Consultando outras bases de informação estatística constatamos que Portugal é um dos países
da Europa que dispõe de um dos parques habitacionais mais recentes, com maior número de
famílias com dupla habitação; mantendo também o triste recorde de sermos um dos países mais
pobres mas com maior número de fogos devolutos, sem uso previsível a curto prazo, pois
estamos a decrescer em termos demográficos!
Dando como exemplo Lisboa, que tem actualmente pouco mais de 560.000 habitantes e tem
perdido população a um ritmo alarmante nas últimas décadas, verificamos que - espantosamente a taxa de ocupação completa dos fogos existentes, em construção, licenciados e planeados
ultrapassa os 930.000 habitantes! A desocupação é também ela uma forma de degradação da
cidade; numa degradação física dos edifícios, que corresponde a uma degradação do tecido
social, do ambiente urbano e da vivência da cidade. O aumento da construção nova, ao contribuir
para a disparidade entre o número de habitantes e o número de alojamentos, fomenta assim a
morte lenta de partes de cidade que se vão tornando vazias e desvitalizadas.

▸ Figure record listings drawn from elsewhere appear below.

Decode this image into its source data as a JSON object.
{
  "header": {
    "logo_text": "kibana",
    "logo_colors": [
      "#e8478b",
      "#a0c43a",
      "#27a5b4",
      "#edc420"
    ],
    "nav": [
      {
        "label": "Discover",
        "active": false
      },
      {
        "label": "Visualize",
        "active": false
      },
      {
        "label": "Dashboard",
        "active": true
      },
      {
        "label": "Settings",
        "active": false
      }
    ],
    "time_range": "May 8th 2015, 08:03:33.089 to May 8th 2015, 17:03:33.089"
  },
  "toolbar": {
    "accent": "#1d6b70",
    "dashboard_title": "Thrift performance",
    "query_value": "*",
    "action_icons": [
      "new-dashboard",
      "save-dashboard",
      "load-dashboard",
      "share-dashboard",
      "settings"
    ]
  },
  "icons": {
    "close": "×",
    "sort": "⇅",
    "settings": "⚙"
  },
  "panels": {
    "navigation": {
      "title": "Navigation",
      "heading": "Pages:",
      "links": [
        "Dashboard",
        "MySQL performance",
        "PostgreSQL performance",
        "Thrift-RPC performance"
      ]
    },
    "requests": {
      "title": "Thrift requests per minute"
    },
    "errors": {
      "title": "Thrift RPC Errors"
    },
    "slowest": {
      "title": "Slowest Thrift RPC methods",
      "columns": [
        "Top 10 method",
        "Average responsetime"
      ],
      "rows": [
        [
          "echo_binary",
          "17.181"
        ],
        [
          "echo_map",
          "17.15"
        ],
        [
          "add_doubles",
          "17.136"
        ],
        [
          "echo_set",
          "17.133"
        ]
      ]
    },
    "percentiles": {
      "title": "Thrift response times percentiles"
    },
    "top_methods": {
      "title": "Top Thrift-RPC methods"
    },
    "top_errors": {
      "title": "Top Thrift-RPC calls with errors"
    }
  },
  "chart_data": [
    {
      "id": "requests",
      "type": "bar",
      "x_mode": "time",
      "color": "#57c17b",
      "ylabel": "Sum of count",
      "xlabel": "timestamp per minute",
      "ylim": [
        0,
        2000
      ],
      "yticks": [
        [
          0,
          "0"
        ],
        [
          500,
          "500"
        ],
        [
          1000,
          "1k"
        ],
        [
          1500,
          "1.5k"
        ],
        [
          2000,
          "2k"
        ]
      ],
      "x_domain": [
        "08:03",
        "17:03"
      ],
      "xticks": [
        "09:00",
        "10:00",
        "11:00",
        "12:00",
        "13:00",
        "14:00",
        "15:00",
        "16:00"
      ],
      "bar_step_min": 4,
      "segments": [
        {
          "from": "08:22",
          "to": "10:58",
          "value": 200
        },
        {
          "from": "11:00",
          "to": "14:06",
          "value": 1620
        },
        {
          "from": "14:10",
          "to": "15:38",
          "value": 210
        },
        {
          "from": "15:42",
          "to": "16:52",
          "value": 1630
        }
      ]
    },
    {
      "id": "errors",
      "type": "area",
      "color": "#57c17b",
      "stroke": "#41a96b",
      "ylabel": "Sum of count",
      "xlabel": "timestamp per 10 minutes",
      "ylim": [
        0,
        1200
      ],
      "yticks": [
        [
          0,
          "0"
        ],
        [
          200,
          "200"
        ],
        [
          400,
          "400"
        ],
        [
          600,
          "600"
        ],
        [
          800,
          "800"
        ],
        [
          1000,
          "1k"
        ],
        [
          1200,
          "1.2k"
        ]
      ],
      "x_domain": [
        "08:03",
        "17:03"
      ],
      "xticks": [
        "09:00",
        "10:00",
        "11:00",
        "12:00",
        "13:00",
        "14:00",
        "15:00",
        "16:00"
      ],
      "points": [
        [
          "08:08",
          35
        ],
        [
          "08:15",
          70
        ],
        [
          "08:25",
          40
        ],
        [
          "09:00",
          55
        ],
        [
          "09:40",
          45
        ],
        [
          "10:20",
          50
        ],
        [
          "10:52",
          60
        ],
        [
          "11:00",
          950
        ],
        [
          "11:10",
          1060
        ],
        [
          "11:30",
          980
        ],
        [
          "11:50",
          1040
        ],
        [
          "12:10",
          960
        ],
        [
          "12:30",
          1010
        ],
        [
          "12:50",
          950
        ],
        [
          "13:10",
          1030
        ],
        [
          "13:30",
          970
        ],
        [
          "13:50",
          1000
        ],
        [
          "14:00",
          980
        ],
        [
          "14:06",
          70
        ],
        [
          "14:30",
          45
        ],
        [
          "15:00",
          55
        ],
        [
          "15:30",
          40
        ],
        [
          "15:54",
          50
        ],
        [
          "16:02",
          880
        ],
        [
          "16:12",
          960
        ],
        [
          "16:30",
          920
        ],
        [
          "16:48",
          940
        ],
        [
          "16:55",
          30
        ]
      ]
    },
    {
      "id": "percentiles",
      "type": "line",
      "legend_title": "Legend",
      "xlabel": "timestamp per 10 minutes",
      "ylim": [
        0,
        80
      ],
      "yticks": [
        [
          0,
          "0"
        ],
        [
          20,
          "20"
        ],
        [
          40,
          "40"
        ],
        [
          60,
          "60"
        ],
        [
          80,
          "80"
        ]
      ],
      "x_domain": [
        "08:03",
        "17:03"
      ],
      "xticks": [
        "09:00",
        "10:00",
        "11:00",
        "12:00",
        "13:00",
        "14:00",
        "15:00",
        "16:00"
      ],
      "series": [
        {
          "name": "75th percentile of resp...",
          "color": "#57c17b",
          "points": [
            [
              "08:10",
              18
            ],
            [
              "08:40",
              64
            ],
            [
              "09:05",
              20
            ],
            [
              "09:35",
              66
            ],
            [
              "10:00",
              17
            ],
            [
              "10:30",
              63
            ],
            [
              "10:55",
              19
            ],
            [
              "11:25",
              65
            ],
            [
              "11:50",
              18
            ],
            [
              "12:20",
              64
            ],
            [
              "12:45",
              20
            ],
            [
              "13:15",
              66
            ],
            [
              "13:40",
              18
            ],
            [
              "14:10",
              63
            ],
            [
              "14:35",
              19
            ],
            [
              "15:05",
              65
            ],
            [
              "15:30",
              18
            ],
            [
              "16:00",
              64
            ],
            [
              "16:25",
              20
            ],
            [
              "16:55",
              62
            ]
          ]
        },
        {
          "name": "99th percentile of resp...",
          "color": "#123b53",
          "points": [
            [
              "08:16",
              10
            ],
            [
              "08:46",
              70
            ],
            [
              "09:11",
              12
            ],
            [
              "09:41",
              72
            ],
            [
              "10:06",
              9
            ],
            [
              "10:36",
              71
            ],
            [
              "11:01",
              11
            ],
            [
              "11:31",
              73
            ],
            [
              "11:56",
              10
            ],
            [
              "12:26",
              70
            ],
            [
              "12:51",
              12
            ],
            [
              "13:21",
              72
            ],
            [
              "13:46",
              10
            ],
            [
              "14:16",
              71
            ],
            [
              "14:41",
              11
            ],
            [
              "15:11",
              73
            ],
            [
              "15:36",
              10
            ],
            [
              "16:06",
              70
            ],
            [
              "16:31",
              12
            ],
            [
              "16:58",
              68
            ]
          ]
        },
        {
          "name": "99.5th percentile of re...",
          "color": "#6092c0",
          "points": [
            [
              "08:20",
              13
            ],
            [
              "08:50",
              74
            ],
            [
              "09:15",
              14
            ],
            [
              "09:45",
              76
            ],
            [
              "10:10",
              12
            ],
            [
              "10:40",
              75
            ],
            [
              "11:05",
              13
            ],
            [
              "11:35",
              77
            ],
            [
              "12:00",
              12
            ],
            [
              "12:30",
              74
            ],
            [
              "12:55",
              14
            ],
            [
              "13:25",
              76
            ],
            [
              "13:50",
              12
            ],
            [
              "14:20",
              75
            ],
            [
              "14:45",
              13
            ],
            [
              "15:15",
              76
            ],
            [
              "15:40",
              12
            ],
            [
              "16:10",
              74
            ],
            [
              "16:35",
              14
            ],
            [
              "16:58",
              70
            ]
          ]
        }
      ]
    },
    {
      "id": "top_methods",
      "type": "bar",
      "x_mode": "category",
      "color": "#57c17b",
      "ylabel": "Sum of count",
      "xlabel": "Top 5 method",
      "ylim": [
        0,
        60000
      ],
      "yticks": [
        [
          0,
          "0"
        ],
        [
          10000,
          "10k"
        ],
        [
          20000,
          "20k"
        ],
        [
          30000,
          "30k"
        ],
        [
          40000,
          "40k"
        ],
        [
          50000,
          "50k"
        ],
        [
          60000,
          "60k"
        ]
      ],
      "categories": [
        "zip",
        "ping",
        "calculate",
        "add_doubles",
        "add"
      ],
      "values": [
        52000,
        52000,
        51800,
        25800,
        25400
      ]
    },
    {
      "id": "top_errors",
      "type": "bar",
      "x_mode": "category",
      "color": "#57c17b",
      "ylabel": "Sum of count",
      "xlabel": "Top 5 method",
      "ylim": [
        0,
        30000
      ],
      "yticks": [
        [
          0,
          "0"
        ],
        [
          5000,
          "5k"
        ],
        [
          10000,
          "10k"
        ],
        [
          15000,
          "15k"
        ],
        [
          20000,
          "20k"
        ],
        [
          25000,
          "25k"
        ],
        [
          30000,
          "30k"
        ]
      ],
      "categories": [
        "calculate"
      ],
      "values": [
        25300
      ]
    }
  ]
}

Perante a crueza dos números, mais doloroso se torna constatar que hoje chamamos
“reabilitação” ao que não o é, ou seja, esta nova atracção pelos centros “históricos” das cidades
que nos leva a demolir o edificado antigo e substitui- lo por um novo “tal qual era”, ou - como se
tivéssemos medo de utilizar o verdadeiro termo, i.e. RENOVAÇÃO – deitar abaixo a cidade antiga
e construir uma nova, ou ainda – pior – fazendo um novo disfarçado e excessivo, por detrás de
velhas fachadas (num cínico e gordo fachadismo).